Reputation: 4008
I have a text, and I want to know if all or a percent bigger than 50% is in uppercase.
DOFLAMINGO WITH TOUCH SCREEN lorem ipsum
I try to use regex(found here a solution):
rx = re.compile(r"^([A-Z ':]+$)", re.M)
upp = rx.findall(string)
But this finds all caps, i don't know if all or more than 50 percent(this includes all) is uppercase ?

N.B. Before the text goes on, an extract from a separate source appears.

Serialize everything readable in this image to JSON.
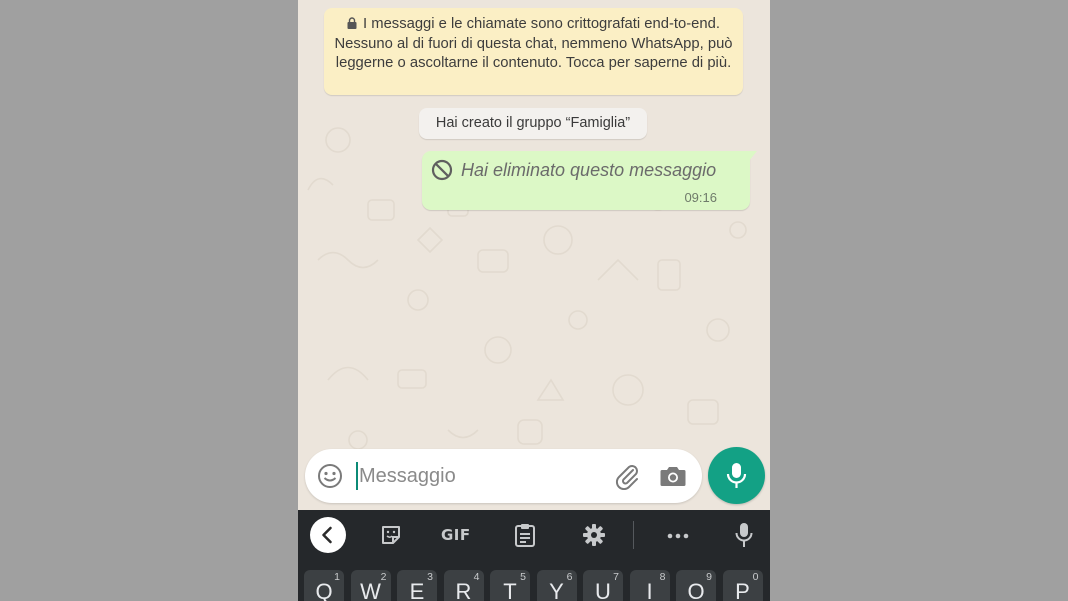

I want to number only letters (so no numbers,spaces, new lines etc)
Upvotes: 3
Views: 1764
Reputation: 51623
Generic solution that works with any boolean function and iterable (see below for version that only looks at str.isalpha()
):
def percentage(data, boolfunc):
"""Returns how many % of the 'data' returns 'True' for the given boolfunc."""
return (sum(1 for x in data if boolfunc(x)) / len(data))*100
text = "DOFLAMINGO WITH TOUCH SCREEN lorem ipsum"
print( percentage( text, str.isupper ))
print( percentage( text, str.islower ))
print( percentage( text, str.isdigit ))
print( percentage( text, lambda x: x == " " ))
Output:
62.5 # isupper
25.0 # islower
0.0 # isdigit
12.5 # lambda for spaces
even better is schwobaseggl's
return sum(map(boolfunc,data)) / len(data)*100
because it does not need to persist a list but instead uses a generator.
Edit: 2nd version that only uses str.isalpha characters and allows multiple boolfuncs:
def percentage2(data, *boolfuncs):
"""Returns how many % of the 'data' returns 'True' for all given boolfuncs.
Only uses str.isalpha() characters and ignores all others."""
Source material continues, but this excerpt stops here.